Wednesday, September 30, 2009

Using a spinner dryer

Good equipment makes all the difference.

If you dye and hand paint fine fabrics - particularly silks and rayons- you know that washing, drying, and ironing the fabrics during the creative process takes an unbelievable amount of time. Due to my arthritic hand problems I have found myself reluctant to start some projects becasue I couldn't face handling the fabrics through all the washing, rinsing, wringing, towel drying, ironing steps.

I was excited to find a large capacity affordable spin dryer that could take some of the drudgery out of my work for about $150 (delivered).

I received my spin dryer from Laundry Alternative yesterday and I am wildly happy with it. First - time from order to delivery: 7 days UPS ground. Next, I took 3 clean kitchen towels from the drawer, soaked them in 2 cups of water, and put them in the spin dryer dripping wet. The water that came out of the spinner was almost exactly the amount that was used to soak the towels. The really amazing things were the amount of soap bubbles in the water and how the terry towels were nearly dry when they came out of the spinner. Next, I took a load of fresh laundry out of my washer and loaded it into the spinner. Over 2 cups of soapy water was extracted by the spinner. Finally, I took a basket of hand wash items that I have been avoiding for a while. The fabrics included silk (habotai, chiffon, noil, crepe), rayon, beaded cotton, a heavy silk/cotton sweater, and a particularly awful-to-wash cotton gauze batik. I sink washed and rinsed as usual then loaded the like color items in the spinner without any wringing. The results were exceptional. The delicate silks came out ready for a quick press with the iron; the beaded cotton, rayons and the long batik dress dried completely after hanging for 1 hour; and the heavy sweater dried flat in 5 hours.

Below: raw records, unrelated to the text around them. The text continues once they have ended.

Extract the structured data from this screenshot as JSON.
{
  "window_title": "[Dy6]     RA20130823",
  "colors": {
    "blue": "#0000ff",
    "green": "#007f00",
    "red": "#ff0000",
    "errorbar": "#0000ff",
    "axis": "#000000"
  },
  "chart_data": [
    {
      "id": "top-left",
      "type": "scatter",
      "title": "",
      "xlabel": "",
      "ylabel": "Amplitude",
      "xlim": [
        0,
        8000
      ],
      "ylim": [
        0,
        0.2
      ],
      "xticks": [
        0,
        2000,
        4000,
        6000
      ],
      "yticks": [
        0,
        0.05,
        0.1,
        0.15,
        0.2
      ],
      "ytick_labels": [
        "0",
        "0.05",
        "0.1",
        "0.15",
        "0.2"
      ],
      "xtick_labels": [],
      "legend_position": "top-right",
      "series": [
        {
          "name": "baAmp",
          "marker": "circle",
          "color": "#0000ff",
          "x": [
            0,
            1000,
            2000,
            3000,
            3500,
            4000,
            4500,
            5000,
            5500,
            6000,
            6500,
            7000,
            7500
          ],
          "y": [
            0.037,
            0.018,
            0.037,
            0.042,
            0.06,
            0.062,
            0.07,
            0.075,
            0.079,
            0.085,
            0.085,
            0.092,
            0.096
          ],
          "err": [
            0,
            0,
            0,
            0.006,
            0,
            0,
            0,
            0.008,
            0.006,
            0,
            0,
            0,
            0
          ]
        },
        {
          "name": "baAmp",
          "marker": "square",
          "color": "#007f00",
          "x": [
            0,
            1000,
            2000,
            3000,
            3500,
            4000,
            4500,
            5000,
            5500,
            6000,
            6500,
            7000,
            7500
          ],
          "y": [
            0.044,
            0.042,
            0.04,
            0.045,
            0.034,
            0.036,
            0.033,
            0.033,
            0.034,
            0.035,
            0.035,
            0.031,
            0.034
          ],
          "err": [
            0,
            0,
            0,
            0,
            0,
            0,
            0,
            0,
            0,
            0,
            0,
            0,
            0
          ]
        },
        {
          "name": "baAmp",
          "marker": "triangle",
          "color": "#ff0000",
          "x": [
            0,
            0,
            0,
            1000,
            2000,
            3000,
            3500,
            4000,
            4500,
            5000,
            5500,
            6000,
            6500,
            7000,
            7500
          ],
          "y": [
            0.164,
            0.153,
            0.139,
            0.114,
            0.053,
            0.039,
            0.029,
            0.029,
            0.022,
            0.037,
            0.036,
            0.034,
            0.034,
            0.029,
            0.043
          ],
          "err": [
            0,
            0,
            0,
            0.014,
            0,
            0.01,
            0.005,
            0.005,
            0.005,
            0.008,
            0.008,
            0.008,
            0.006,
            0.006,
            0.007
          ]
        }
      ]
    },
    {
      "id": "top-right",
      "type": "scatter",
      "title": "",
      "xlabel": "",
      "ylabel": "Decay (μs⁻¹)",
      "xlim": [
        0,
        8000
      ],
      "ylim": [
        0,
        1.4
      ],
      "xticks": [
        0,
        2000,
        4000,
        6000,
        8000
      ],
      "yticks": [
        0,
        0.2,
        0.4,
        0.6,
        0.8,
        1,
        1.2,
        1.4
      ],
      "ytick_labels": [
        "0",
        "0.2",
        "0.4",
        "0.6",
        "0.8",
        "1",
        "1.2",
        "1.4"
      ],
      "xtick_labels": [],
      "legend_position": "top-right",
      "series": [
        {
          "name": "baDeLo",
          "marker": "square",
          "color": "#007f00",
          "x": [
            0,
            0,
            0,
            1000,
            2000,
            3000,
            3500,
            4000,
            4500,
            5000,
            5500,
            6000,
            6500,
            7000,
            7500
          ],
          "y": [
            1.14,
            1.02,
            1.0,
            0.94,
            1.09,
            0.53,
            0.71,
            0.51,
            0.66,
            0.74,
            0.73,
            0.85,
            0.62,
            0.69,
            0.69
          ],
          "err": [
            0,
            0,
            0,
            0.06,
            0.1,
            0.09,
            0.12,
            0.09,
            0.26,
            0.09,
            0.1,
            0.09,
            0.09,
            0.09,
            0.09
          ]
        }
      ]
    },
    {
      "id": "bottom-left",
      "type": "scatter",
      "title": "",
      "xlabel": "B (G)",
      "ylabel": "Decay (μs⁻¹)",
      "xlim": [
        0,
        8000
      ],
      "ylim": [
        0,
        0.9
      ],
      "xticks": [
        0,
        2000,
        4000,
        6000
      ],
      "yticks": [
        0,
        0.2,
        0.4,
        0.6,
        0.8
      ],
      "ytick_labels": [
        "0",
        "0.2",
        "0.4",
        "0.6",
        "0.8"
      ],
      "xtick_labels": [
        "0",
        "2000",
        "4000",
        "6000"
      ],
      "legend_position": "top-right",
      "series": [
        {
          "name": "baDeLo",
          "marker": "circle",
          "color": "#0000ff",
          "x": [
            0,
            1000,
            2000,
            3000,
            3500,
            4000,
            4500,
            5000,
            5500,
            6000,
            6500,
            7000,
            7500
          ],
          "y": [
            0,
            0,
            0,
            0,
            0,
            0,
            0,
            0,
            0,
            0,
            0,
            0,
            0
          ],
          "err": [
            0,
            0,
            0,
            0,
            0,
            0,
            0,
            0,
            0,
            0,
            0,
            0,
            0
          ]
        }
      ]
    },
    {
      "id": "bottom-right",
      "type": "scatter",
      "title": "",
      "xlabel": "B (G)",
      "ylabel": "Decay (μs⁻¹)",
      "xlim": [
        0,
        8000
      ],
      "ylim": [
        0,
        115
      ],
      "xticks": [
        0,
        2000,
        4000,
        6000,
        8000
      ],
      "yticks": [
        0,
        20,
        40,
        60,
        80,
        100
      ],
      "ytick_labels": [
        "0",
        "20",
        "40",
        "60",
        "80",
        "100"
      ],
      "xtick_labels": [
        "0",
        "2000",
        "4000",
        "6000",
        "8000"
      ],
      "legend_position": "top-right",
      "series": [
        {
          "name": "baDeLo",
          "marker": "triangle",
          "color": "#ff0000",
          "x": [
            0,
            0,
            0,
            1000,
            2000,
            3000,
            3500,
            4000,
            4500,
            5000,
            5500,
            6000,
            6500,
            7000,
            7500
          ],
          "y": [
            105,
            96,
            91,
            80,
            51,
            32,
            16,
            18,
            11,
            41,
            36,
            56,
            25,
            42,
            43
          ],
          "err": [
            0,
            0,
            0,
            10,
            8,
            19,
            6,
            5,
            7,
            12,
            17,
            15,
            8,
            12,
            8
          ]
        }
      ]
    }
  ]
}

This spin dryer cut my hand washing time by about 75% and the results on the fine fabrics were equivalent to my previous labor intensive handling.

I have now eliminated wringing with my hands and the awful task of drying delicate fabrics by rolling them into big terry towels. Wringing and toweling is tedious work for anyone, but it’s the absolute worst thing you can do with arthritic hands.

Re cottons: this gadget isn't just for the finer things in life. The full laundry load referred to above was a combo of cottons and some really fine cotton(98%) lycra (2%) designer pants that are my faves. When I put them through the spinner after the washing machine had finished its job I got designer pants that dried on a hanger in an hour (usually takes 5-8 hours) and the no shrink cotton things that I put in my electric dryer (on low temp) were fully dry in 15 minutes.